If Geneva Lake were a great big donut, we could be excused for clinging to its edges. If there were glazed waves that pushed the outer limits of the circle, and the interior was as an interior is on a donut- absent- then this would make sense. We would do nothing but ring the circle, again and again, pushing close to the outside and then a little closer to the inside, but we would never go to the inside. Because we couldn’t. It’s a donut, remember? And not some creme filled job with the hole missing. This is a regular donut, with a circle in the middle where no dough, filling, or glaze can rest. And that’s why we can’t boat there, which is why we must boat on the edges. This is how things would be if our lake weren’t a lake at all but rather a donut.
Thankfully, our lake is not a donut at all, but don’t tell most everyone who boats on it. There is an unspoken challenge on this lake, and it pits boat driver against boat driver in a high stakes game of ring around the lake. The winner is he who can successfully cling as close to the slow no wake buoy as possible. If you’re playing this game with me, and we’re matched in a slowly unfolding game of chicken, I will always beat you. It’s not that I’m happy to always beat you, but I will, for no boater can hang as tight to the slow no wake buoys as me. But that’s getting sidetracked from our original goal here. The goal is, in case you forgot, to remind everyone that the lake is not a donut and as such it has a very under appreciated aspect: The middle.
On smaller, ridiculous lakes, boaters have no choice but to embrace the middle. They must. There is no other place for them to go. If they ring around the outside, bumping the buoys, they have to depart from this route before they become dizzy from the constant and continual right, or left, turns. This is why small lakes are stupid. On a big lake, like a Geneva Lake, there is ample shoreline to circle, bobbing and weaving and clinging, either to the east or the west but ultimately to the north and the south. This is a big lake and it has big lake turns and big lake shoreline. It also has big lake homes, which is why we cling to its edges and jockey for viewing position. We must be close to the shore if we want to see which owner did what to their house over the off season.
And so this is our habit, to circle and cling, to hoard the inside track, to draft off of boats in front of us in hopes of blocking out the boat that trails behind us. It’s serious business, this outer ring of the lake. With this understanding, and this deeply ingrained form of boat ride, I circled the lake a week ago. I left Upper Loch Vista and headed towards the tall Black Point, and the cut back west, following the buoys and looking at homes. I saw a client of mine having great difficulty navigating his boat directly into his slip, so I quickly sped by to save him from shame. To acknowledge him would have been to claim witness to the spectacle of a difficult boat mooring and make matters all the worse. I am nothing if not thoughtful.

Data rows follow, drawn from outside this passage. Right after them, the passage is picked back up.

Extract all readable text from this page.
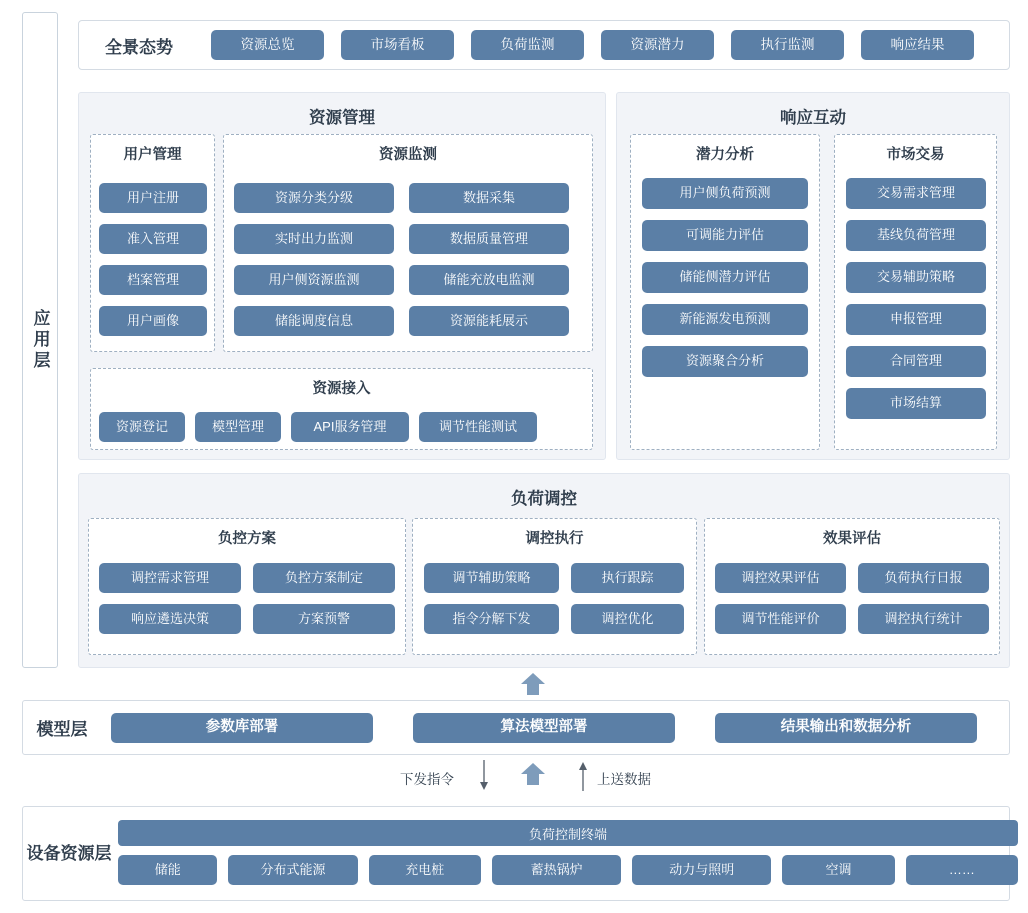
应用层
全景态势	资源总览	市场看板	负荷监测	资源潜力	执行监测	响应结果
资源管理
用户管理
用户注册
准入管理
档案管理
用户画像
资源监测
资源分类分级	数据采集
实时出力监测	数据质量管理
用户侧资源监测	储能充放电监测
储能调度信息	资源能耗展示
资源接入
资源登记	模型管理	API服务管理	调节性能测试
响应互动
潜力分析
用户侧负荷预测
可调能力评估
储能侧潜力评估
新能源发电预测
资源聚合分析
市场交易
交易需求管理
基线负荷管理
交易辅助策略
申报管理
合同管理
市场结算
负荷调控
负控方案
调控需求管理	负控方案制定
响应遴选决策	方案预警
调控执行
调节辅助策略	执行跟踪
指令分解下发	调控优化
效果评估
调控效果评估	负荷执行日报
调节性能评价	调控执行统计
模型层	参数库部署	算法模型部署	结果输出和数据分析
下发指令	上送数据
设备资源层
负荷控制终端
储能	分布式能源	充电桩	蓄热锅炉	动力与照明	空调	……
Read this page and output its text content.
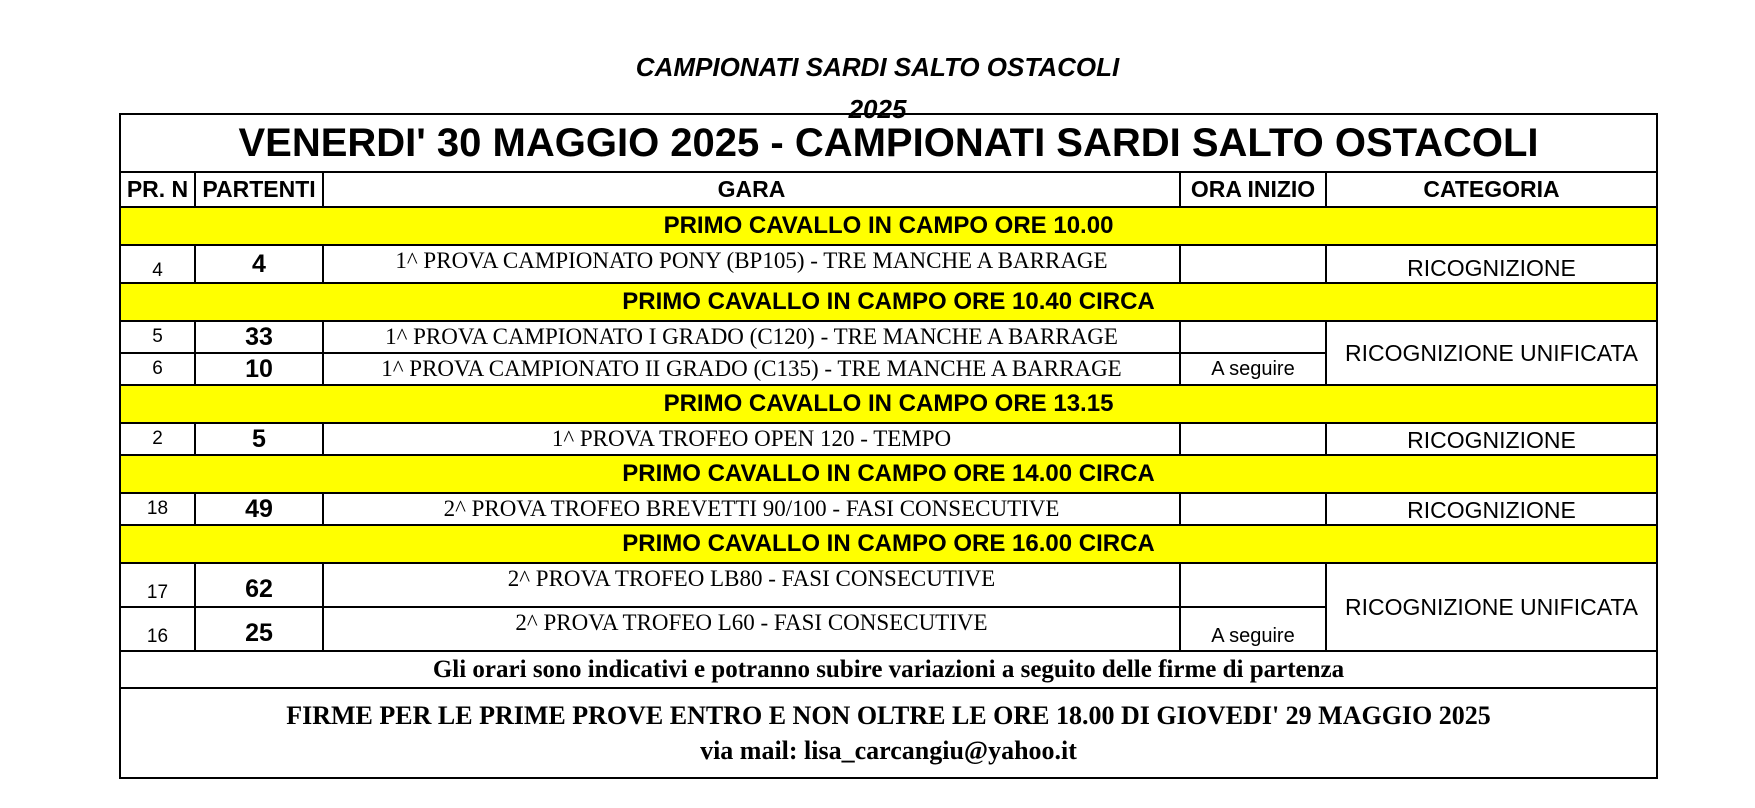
CAMPIONATI SARDI SALTO OSTACOLI
2025
VENERDI' 30 MAGGIO 2025 - CAMPIONATI SARDI SALTO OSTACOLI				
PR. N	PARTENTI	GARA	ORA INIZIO	CATEGORIA
PRIMO CAVALLO IN CAMPO ORE 10.00				
4	4	1^ PROVA CAMPIONATO PONY (BP105) - TRE MANCHE A BARRAGE		RICOGNIZIONE
PRIMO CAVALLO IN CAMPO ORE 10.40 CIRCA				
5	33	1^ PROVA CAMPIONATO I GRADO (C120) - TRE MANCHE A BARRAGE		RICOGNIZIONE UNIFICATA
6	10	1^ PROVA CAMPIONATO II GRADO (C135) - TRE MANCHE A BARRAGE	A seguire	
PRIMO CAVALLO IN CAMPO ORE 13.15				
2	5	1^ PROVA TROFEO OPEN 120 - TEMPO		RICOGNIZIONE
PRIMO CAVALLO IN CAMPO ORE 14.00 CIRCA				
18	49	2^ PROVA TROFEO BREVETTI 90/100 - FASI CONSECUTIVE		RICOGNIZIONE
PRIMO CAVALLO IN CAMPO ORE 16.00 CIRCA				
17	62	2^ PROVA TROFEO LB80 - FASI CONSECUTIVE		RICOGNIZIONE UNIFICATA
16	25	2^ PROVA TROFEO L60 - FASI CONSECUTIVE	A seguire	
Gli orari sono indicativi e potranno subire variazioni a seguito delle firme di partenza				

FIRME PER LE PRIME PROVE ENTRO E NON OLTRE LE ORE 18.00 DI GIOVEDI' 29 MAGGIO 2025
via mail: lisa_carcangiu@yahoo.it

We pushed further west, past Abbey Springs and past Indian Hills and around the corner where Country Club Estates has their lakefront claim. My wife and children were riding up front in the bow, I at the helm, the sun to our left and seven miles of open water to our right. That’s when I made my move. I turned the boat to the right, without accelerating, and cruised directly from in front of the Fontana Beach towards the tippity tip of Conference Point. I said nothing when I did this.
After a few moments, my kids wondered what I was doing. They said this to me. Dad, what on earth are you doing? A reaction to what I had done, as if I had made some disastrous error, as if my judgement had failed me and it was up to a six and eight year old to correct my errant ways. My wife too, confused by my route. Was I okay? Was there something wrong? Did we need to be somewhere? Why are we going so slow? And with those questions, the truth about boat rides was made known. The outer ring is for cruising. The middle is for cutting from one point to another while under great RPM’s. I had just decided to cruise at leisure, through the middle. Sacrilege!
It’s the middle of the lake, and we take it for granted. While skiers and wake boarders battle for shoreline proximity, there’s a great wild middle being ignored. I cruised that night, through the middle and back towards the point. Other boats wondered what was wrong with me. Did I need help? Was I misusing bath salts? Was there some reason that I felt I was entitled to cruise at boat ride speed through the middle of the lake? This is what people wondered, but it’s time we stop our preferential treatment of the cruising lanes and explore the deep wilderness that exists in the middle.
When pulling children on a tube, I never pull them near the shore. I avoid the shore because, as we’ve just spent 750 words discussing, the shore is where the other boaters are. I cringe when I see some yahoo pulling his kids on a tube on a Saturday afternoon, hugging the slow no wake buoys as he goes. This is novice behavior. The true pros are pulling their kids in the middle, where there is lessened concern that some other moron will be pulling his kids in your similar path, or worse yet, where some other guy just grabbed the keys to a rental boat after he spent the afternoon at Champs. Geneva Lake can be a dangerous lake at times, but with vigilance and intelligence and a love of the middle, we can all stay safe.
The Middle Of Geneva Lake: Under utilized since Chief Potowatomi first told his son to stay close to the Slow No Wake buoys.